The brewery also owns a London pub called The Jerusalem Tavern – a compact beer-lovers hostelry with a historic style, housed in a building dating from the eighteenth century.
Other than their range of ‘traditional’ ales, such as Best Bitter and Gatekeeper Golden Ale, St Peters also produce some more unusual beers, such as Honey Porter, Plum Porter and Citrus Beer that replicate traditional pre-nineteenth century practice of adding honey and fruit to create special seasonal brews. Also most recent developments are contemporary session ales such as Stateside Pale Ale, Revival Pilsner and White Raven. And of course for the non alcoholic drinker they created a range of true 0.0% alcohol free beers. St Peter’s Brewery beers are thriving both at home and further afield, exporting to more than 20 countries around the world.
The famous logo of the black bird and the key can be explained with history. The bird is infact a raven and is a symbol of the Vikings, marauders of the North Sea. St Peters Hall has a moat which was most likely used to defend itself from these attackers from the east. The bird is inside a barrel, which of course depicts the brewing tradition and the key represents the keys of Saint Peter – the keys of heaven, clever eh?
Review: 500ml bottle of St. Peters Cream Stout: 6.5% vol.

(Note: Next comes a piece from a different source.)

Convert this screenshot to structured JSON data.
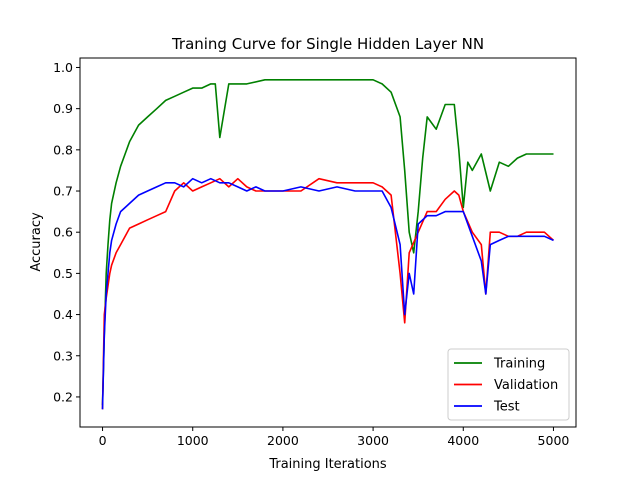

Coming in a really lovely oval bottle, looks vintage and has an authentic old feel to it, looks like its a hard liquor bottle. Logo of a black crow and a key, what does it all mean? Very interesting. (explained above!)
On the pour I am getting a pitch black colour, as you would expect from a stout, and a nice enough creamy tan head appearing. The head looks like caramel. Solid look overall.
A lot of lacing is present, intermittent and not in rings.
Getting a real porter smell on the nose, but its very faintish and not much to smell at all. Smoky and peaty, roasted malts, milk chocolate all noted but light, very light. On their site they called it an aromatic beer, but hell I didn’t detect a whole lot. Disappointing start.
Onto the taste then and sure enough like all English ales types and strong bitters it is bloody strong, very strong. Getting a typical porter taste, very strong dark coffee flavours, roasted malts, a touch of vanilla and a creamy chocolate taste on the tongue. Yeah very strong with the coffee, especially in the after taste.
Found it awful to drink, not nice, very deep tasting and overly bitter, the hops to the extreme. Not enjoyable at all, urgh.
Very coffee centric, not well balanced at all. Coffee, coffee, coffee, basically. Yuck, again!
A tough one to drink, wasn’t smooth or very drinkable but heh I will get hate for this, but I don’t have the English stomach for their bitters and “stouts”. I am Irish with a softer palate, so they can suck it up all they like, ha ha.
Someone online mentioned this as “a precursor of a Black IPA”, I would have to say that’s actually a good call. It feels and tastes like that to me.